Guess, Inc. has settled charges brought by the Federal Trade Commission (FTC) regarding security on its Guess.com web site. The FTC said that Guess had promised its customers that their personal information, including credit card numbers, would be protected, but the site was vulnerable to known exploits, including the SQL injection attack. Guess has agreed to create a security program, which must be certified annually. The company must also refrain from making false claims about the security of customer information. The FTC has also released a fact sheet for guidance called "Security Check: Reducing Risks to Your Computer System."
-http://www.washingtonpost.com/ac2/wp-dyn/A12397-2003Jun19?language=printer
-http://www.computerworld.com/printthis/2003/0,4814,82309,00.html
-http://www.securityfocus.com/news/5968
FTC Settlement Announcement:
-http://www.ftc.gov/opa/2003/06/guess.htm
Security Check Fact Sheet:
-http://www.ftc.gov/bcp/conline/pubs/buspubs/security.htm
[Editor's Note (Paller): The Federal Trade Commission demonstrated that there are legal consequences for organizations that have weak security. Tens of thousands of organizations doing business on the Internet are in the same (weak) position that Guess was in.

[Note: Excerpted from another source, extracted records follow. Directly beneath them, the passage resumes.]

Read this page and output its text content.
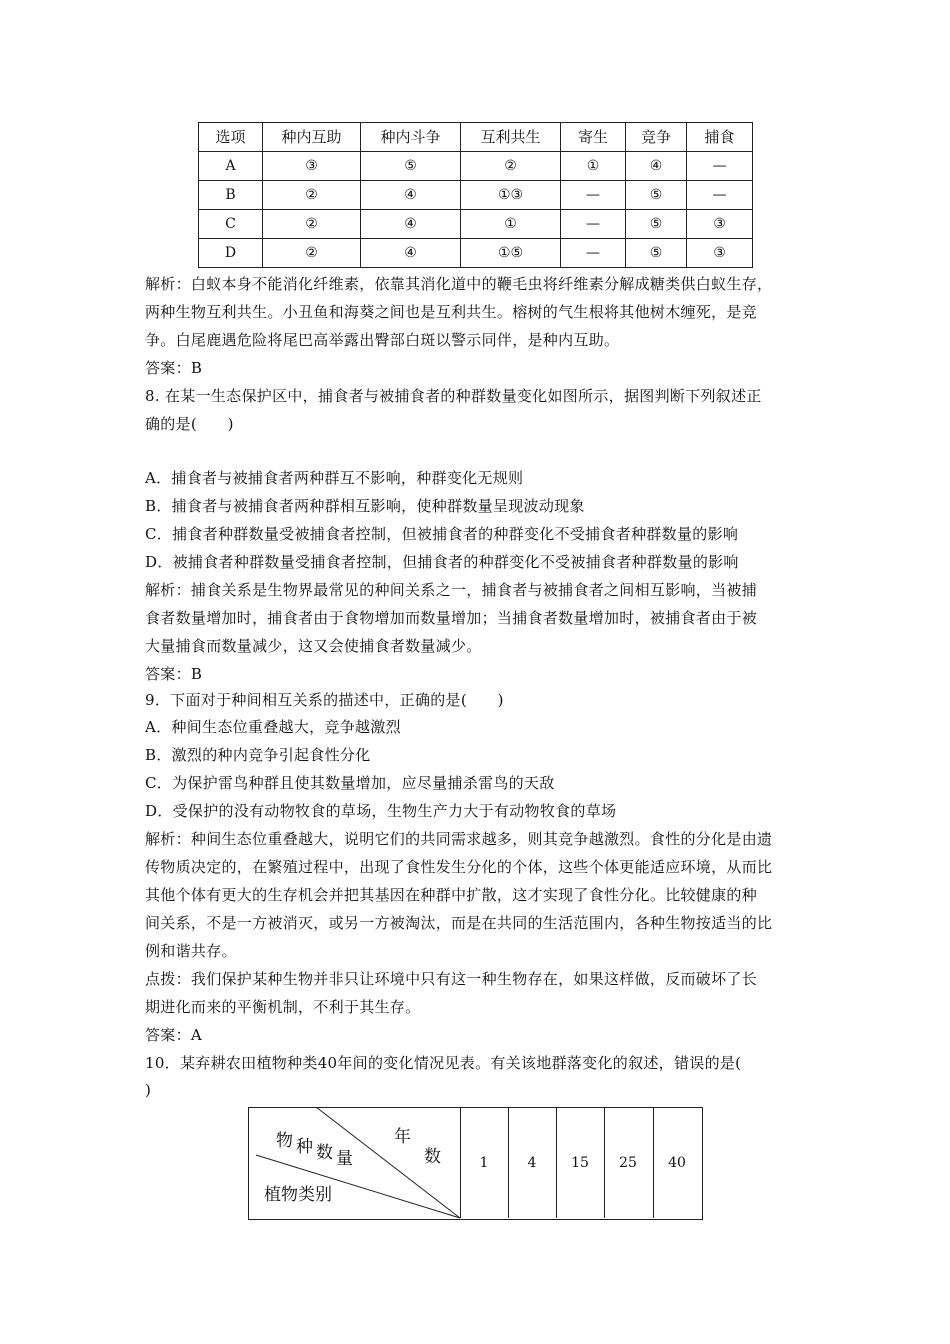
选项	种内互助	种内斗争	互利共生	寄生	竞争	捕食
A	③	⑤	②	①	④	—
B	②	④	①③	—	⑤	—
C	②	④	①	—	⑤	③
D	②	④	①⑤	—	⑤	③
解析：白蚁本身不能消化纤维素，依靠其消化道中的鞭毛虫将纤维素分解成糖类供白蚁生存，
两种生物互利共生。小丑鱼和海葵之间也是互利共生。榕树的气生根将其他树木缠死，是竞
争。白尾鹿遇危险将尾巴高举露出臀部白斑以警示同伴，是种内互助。
答案：B
8. 在某一生态保护区中，捕食者与被捕食者的种群数量变化如图所示，据图判断下列叙述正
确的是(　　)
A．捕食者与被捕食者两种群互不影响，种群变化无规则
B．捕食者与被捕食者两种群相互影响，使种群数量呈现波动现象
C．捕食者种群数量受被捕食者控制，但被捕食者的种群变化不受捕食者种群数量的影响
D．被捕食者种群数量受捕食者控制，但捕食者的种群变化不受被捕食者种群数量的影响
解析：捕食关系是生物界最常见的种间关系之一，捕食者与被捕食者之间相互影响，当被捕
食者数量增加时，捕食者由于食物增加而数量增加；当捕食者数量增加时，被捕食者由于被
大量捕食而数量减少，这又会使捕食者数量减少。
答案：B
9．下面对于种间相互关系的描述中，正确的是(　　)
A．种间生态位重叠越大，竞争越激烈
B．激烈的种内竞争引起食性分化
C．为保护雷鸟种群且使其数量增加，应尽量捕杀雷鸟的天敌
D．受保护的没有动物牧食的草场，生物生产力大于有动物牧食的草场
解析：种间生态位重叠越大，说明它们的共同需求越多，则其竞争越激烈。食性的分化是由遗
传物质决定的，在繁殖过程中，出现了食性发生分化的个体，这些个体更能适应环境，从而比
其他个体有更大的生存机会并把其基因在种群中扩散，这才实现了食性分化。比较健康的种
间关系，不是一方被消灭，或另一方被淘汰，而是在共同的生活范围内，各种生物按适当的比
例和谐共存。
点拨：我们保护某种生物并非只让环境中只有这一种生物存在，如果这样做，反而破坏了长
期进化而来的平衡机制，不利于其生存。
答案：A
10．某弃耕农田植物种类40年间的变化情况见表。有关该地群落变化的叙述，错误的是(
)
年
数
物 种 数 量
植物类别
1	4	15	25	40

Expect a surge of security audits, demand for better training for system administrators and application developers, and a quest for "minimum standards of due care" in security. ]

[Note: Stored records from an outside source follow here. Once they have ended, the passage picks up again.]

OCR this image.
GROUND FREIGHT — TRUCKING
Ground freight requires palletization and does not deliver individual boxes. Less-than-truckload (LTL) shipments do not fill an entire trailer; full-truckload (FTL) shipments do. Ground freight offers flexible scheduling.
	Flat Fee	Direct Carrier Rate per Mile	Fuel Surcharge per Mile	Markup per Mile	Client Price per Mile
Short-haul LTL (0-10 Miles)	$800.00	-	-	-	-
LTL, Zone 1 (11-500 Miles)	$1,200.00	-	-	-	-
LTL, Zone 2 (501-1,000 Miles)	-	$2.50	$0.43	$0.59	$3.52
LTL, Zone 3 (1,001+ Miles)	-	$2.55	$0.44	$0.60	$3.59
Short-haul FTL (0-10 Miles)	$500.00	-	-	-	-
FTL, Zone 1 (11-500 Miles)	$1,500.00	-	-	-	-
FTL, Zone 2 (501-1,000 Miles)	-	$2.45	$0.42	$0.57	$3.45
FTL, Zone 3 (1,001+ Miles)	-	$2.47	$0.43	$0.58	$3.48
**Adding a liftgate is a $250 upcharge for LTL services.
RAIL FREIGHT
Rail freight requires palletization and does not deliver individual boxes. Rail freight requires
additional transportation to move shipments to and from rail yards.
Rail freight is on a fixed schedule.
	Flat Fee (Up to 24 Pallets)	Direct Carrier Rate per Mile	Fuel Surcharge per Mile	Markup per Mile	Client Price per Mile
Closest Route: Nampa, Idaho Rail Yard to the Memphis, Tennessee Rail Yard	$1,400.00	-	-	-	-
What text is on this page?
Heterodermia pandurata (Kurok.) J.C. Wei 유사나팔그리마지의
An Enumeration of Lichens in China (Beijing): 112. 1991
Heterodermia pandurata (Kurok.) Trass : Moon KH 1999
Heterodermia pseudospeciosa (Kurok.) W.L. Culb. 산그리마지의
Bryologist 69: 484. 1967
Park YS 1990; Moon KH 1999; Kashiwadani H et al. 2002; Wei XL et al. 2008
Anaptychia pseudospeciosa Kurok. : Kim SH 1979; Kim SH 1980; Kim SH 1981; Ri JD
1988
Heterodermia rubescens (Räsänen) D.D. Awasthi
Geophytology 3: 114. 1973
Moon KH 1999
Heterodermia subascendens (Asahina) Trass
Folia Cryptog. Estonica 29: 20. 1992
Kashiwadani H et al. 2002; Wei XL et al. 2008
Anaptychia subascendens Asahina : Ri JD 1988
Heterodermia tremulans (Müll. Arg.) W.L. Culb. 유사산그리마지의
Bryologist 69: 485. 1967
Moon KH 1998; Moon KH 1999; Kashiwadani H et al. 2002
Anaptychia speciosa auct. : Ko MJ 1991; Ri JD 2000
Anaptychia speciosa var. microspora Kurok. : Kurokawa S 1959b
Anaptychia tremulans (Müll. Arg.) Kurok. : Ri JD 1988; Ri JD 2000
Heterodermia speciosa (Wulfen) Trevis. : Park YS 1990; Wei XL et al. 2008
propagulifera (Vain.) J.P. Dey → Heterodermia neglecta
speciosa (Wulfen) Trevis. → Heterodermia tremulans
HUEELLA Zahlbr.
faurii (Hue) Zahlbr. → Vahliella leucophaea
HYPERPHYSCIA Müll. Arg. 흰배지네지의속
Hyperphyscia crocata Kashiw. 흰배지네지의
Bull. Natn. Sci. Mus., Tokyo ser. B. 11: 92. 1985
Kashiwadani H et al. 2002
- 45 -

Hatch is in Favor of Destroying Copyright Violators' Computers, if Necessary (19 June 2003)

At a hearing on the dangers of peer-to-peer filesharing services, Senate Judiciary Committee chairman Orrin Hatch (R-Utah) suggested that the computers of people who download material in violation of US copyright laws should be destroyed. Senator Patrick Leahy (D-Vermont) called the proposal "Draconian," and Hatch took a few steps back from his stance, saying that something has to be done to stop Internet piracy and that "extreme measures" should be taken only if other measures do not work. Such action would violate current federal law. Ironically, Senator Hatch has been found to be using unlicensed software on his web site.
-http://news.com.com/2102-1028_3-1018845.html?tag=ni_print
-http://www.computerworld.com/printthis/2003/0,4814,82317,00.html
-http://www.wired.com/news/print/0,1294,59298,00.html
-http://www.wired.com/news/print/0,1294,59305,00.html
[Editor's Note (Schultz): It's downright hilarious that Sen. Hatch not only apparently has unlicensed software on his Web site, but also that at least until late last week his site definitely had a link to pornographic pages (
-http://www.senate.gov/~hatch/index.cfm?Fuseaction=Students.Utah).
Perhaps Sen. Hatch should do some local housecleaning before going on his witch hunts. ]

McCain Promises Hearings on DMCA Subpoena Provision (19 June 2003)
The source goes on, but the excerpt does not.